Hackathon Projects
Each October the members of the AK Dev Alliance teams up with local businesses and community organizations to hack on projects that they find valuable. Check out a few past projects below!
Everyone probably encounters countless automatic door access control systems and accessible pushbuttons for entry and exit to buildings throughout our day, but what if it wasn’t just a matter of convenience. Imagine being unable to open and close doors in your home without the assistance of another person. While retrofitting or building a home with accessibility in mind is becoming more and more commonplace, a universal device that could be placed on any door and controlled by either proximity, remote control, or voice automation is unavailable.
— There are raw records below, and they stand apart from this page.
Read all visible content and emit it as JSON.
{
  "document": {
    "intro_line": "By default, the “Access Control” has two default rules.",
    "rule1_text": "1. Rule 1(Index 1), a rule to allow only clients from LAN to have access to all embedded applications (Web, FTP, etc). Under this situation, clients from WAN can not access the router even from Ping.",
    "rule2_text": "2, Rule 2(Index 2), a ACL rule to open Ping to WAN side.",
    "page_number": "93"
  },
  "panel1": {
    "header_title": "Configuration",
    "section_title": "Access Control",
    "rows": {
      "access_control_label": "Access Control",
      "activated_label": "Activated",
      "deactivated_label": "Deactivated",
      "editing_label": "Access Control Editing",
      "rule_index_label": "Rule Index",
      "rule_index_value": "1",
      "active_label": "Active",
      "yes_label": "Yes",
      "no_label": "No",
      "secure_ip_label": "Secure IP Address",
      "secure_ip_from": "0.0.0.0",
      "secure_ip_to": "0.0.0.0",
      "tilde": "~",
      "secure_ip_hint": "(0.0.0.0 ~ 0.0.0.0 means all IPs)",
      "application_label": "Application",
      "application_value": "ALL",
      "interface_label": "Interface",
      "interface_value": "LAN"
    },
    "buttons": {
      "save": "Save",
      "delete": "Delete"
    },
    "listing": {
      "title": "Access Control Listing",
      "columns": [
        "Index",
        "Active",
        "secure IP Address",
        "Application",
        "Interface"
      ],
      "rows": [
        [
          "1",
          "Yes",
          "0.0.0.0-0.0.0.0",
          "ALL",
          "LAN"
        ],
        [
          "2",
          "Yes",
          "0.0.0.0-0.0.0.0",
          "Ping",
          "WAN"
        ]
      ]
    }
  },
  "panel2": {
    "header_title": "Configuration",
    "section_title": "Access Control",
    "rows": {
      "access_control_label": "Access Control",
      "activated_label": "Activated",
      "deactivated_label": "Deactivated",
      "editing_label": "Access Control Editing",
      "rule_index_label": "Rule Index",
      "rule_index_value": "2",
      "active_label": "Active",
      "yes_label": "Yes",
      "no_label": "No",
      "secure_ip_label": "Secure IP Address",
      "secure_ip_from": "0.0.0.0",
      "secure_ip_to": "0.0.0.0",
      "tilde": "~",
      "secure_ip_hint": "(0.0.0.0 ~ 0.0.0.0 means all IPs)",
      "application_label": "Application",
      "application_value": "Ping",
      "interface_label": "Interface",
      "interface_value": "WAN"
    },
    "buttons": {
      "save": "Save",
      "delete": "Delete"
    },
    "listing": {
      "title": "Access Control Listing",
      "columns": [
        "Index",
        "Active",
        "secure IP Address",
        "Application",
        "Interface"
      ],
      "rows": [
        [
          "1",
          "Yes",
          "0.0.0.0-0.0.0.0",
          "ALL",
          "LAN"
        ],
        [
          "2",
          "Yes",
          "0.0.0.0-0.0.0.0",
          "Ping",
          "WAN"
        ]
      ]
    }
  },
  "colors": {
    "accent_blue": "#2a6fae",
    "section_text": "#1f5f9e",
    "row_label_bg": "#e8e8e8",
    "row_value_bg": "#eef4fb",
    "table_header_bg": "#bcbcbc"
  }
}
The cost of the hardware to install automatic swing door openers in a home or workplace to allow a wheelchair or walker users to independently open and close interior doors is astronomical ranging between $700 to $4,000 per door. Designing a device or method that could make any interior door convenient and safe for easy access is one of the top requests from people that struggle to live independently. Inventing a door opener system that can be customized with a wide range of activation devices, such as wheelchair-control switches, wall push-pads, X-10 home control systems, and other control systems to suit each person’s specific needs and abilities would be a key feature.
BeadedStream needs to manufacture cables with multiple sensors as fast as possible. The identifier for each sensor is coded in the sensor when you talk to it. To reduce cable build time, they don’t hook up each sensor and check it’s identifier and write it down. They wanted an automated way to gather the sensor identifiers (in order) so they could burn that into the EEPROM and provide that information to the purchaser for their use after installation.
Instead of solving everything, the team targeted how to detect the sensors in order. This solves only half the problem but it was a big part.
The devices connect to a device that services a webpage. This device “polls” any attached cable, reading its list of sensors and values they return. Jeremy Swartwood wrote C# code to get the output from the webpage, parse it into my program, and then detect which sensor was different in temperature than the others. It then writes that value to a file and considers that sensor “recorded”. Once it finds the next sensor that moves above by the threshold, it checks that off and writes that sensor ID to the file (in order).
Once done a file is created that could be used to write to the EEPROM for the cable.